Let him get a look. But not a good look. Just enough to pique his curiosity, she reminded herself. Come on, Uncle Reg, fall in line like a good soldier.

She kept her pace brisk but relaxed. She didn't want to lose him, but she didn't want him to be able to catch up with her without drawing attention to himself. And above all, she didn't want him realizing she knew he was there. He'd leaned into the shop she'd exited, she noted, using a window as a mirror to see behind her. After a moment he was following her.

Very good, Uncle Reg. Come on home. She headed for the library.

She was careful not to let him get a good look at her as she retraced the two blocks, but she let him catch small glimpses of her profile from time to time. She wanted him to think he was looking at a double for the Late And Lamented Jack Kowalczyk, but she didn't want him figuring out the truth. She'd need the full shock value of that very soon, now.

Entering the library, she headed for the stairs. She'd gotten very familiar with the place's layout and knew exactly where she needed to go. Back to Russian Literature, fourth floor, east wing, where she'd found her answer in the first place. Always empty. The perfect spot for what she intended.

Jarvis was still following. Alone. Riddick was right; the troops had been sent back up to the Messina. He had no backup. It probably didn't even occur to him that he might need any.

Too bad for you, Reg, but great for me. Thanks. She headed for Russian Literature. She wondered what he made of that; after all, the Late And Lamented Jack Kowalczyk was of Russo-Polish descent on her father's side, wasn't she?

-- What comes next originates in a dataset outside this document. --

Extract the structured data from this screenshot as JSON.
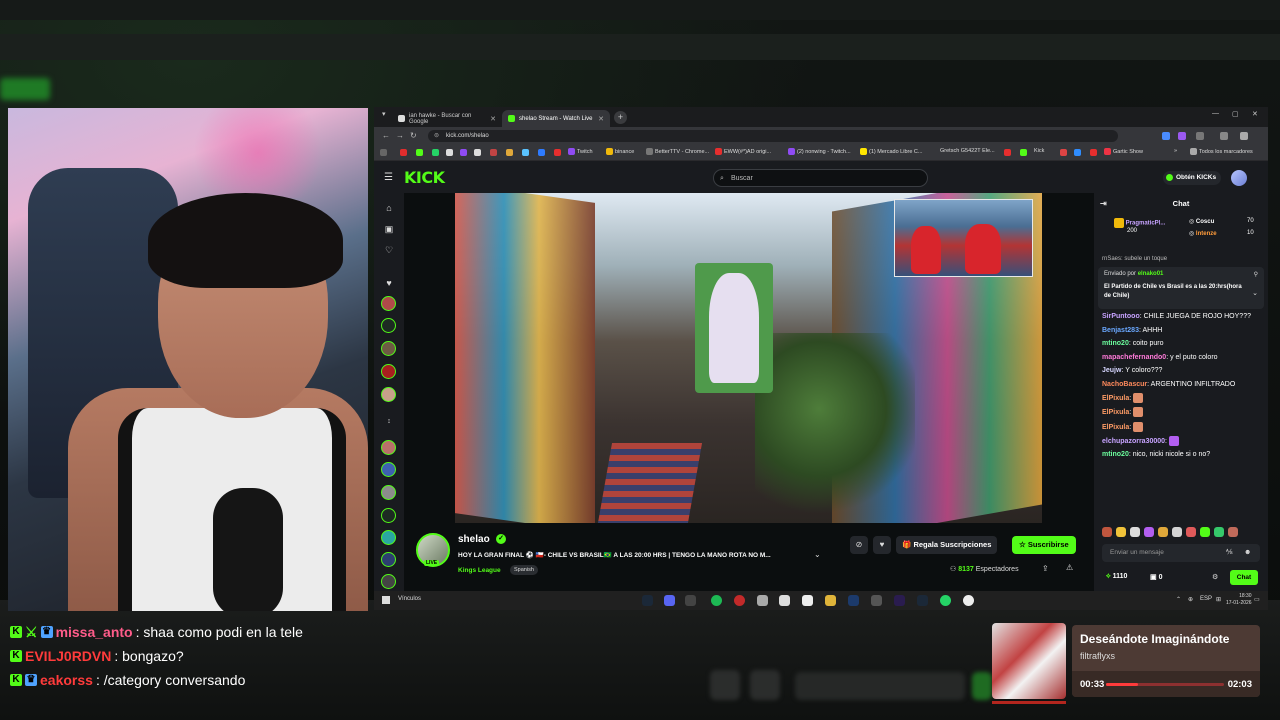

She made sure she didn't turn the corner until Jarvis reached the top of the steps, letting him catch a tantalizing glimpse of her profile. Who you following, Uncle? You even know? Wanna take a guess yet?

Moving to one of the terminals, she set her purchase beside it and booted up. Now she was ready. Just for fun, she sat down in front of the terminal and listened to his quiet footfalls as he approached her.

"Excuse me, miss," he said behind her, so politely. "Can I talk to you for a minute?"

She smiled to herself and rose back out of her seat, stepping away from it with her back still turned. Adrenaline was coursing through her veins, she realized, but everything felt focused and clear. This was what Riddick had been talking about, she realized. The pre-combat high. Now she knew.

She turned around in a single, abrupt movement. Four feet away from her, Lieutenant Reginald Jarvis's eyes went wide.

"Hello, Uncle Reg," she replied with a smirk.

Stunned by the sudden revelation before him, Jarvis was completely unprepared for her sudden attack.